The unfortunate teacher is 27-year-old John Webster, who starred for his college football team before becoming a teacher in the New York borough of Queens.
Webster, who is 5'10" and tips the scales at 15 and a half stone, claims he was beaten up by six-year-old Rodrigo Carpio, who is 4'2" and weighs less than four stone. The teacher was apparently left with a fractured ankle, a badly-injured knee and stress so bad that he had to visit a psychiatrist after being terrorised by the tiny tot.
"It's sort of like an angel-devil sort of thing," Webster told the New York Post.
"(Rodrigo) looks like an angel but then, all of a sudden, that halo turns into horns. It's been a nightmare. It's embarrassing. It's humiliating."
The incident allegedly took place when Webster was escorting several children to the school dining room, with the teacher claiming that Rodrigo started kicking him after being told off for his horseplay.
"I tried to hold his wrists, and he began biting me,'' Webster said. "I took him to the principal's office, and he kicked me in the ankle, and one kick landed right on my knee. I felt a pop.''
Webster has been ordered back to work against his doctor's advice, and is now suing the City of New York since repeated warnings about Rodrigo's violent streak had not been heeded.
"This kid is clearly a tiny terror," said Webster's lawyer Andrew Siben. "It's sad that teachers like Mr. Webster are not offered protection from someone who can endanger other teachers and students."

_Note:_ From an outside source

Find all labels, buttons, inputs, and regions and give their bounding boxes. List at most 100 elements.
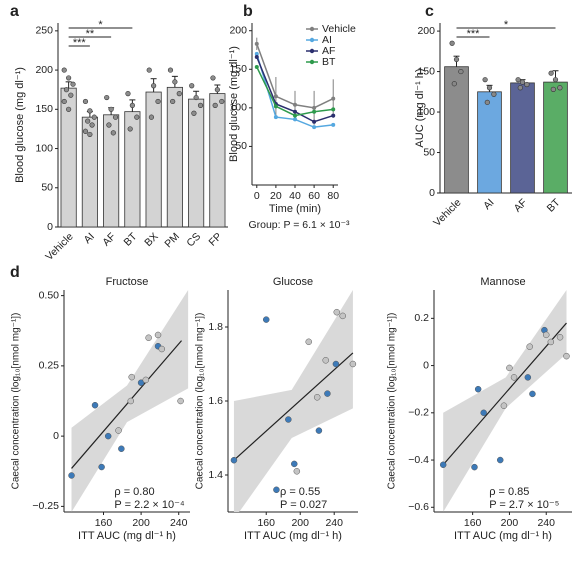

The headmaster's incident report backs up Webster's claims that he was karate kicked, while the principal was also kicked and pinched, and another teacher and a security guard were also attacked during the lad's rampage.
But Rodrigo's parents are outraged at the lawsuit - despite the boy now being on medication.
"The lawsuit is totally absurd. How could my little boy do so much damage? My poor son," Rodrigo's father Jorge told the New York Post, while his mother Josefa Marcia da Silva was equally upset.
"This is a terrible thing to say (about) a child. To every mother, their child is an angel. I know that he has problems, but he doesn't deserve to be called such names," she said, adding that his medication has helped and that he is back at school.
"He is getting help, and he is much better now."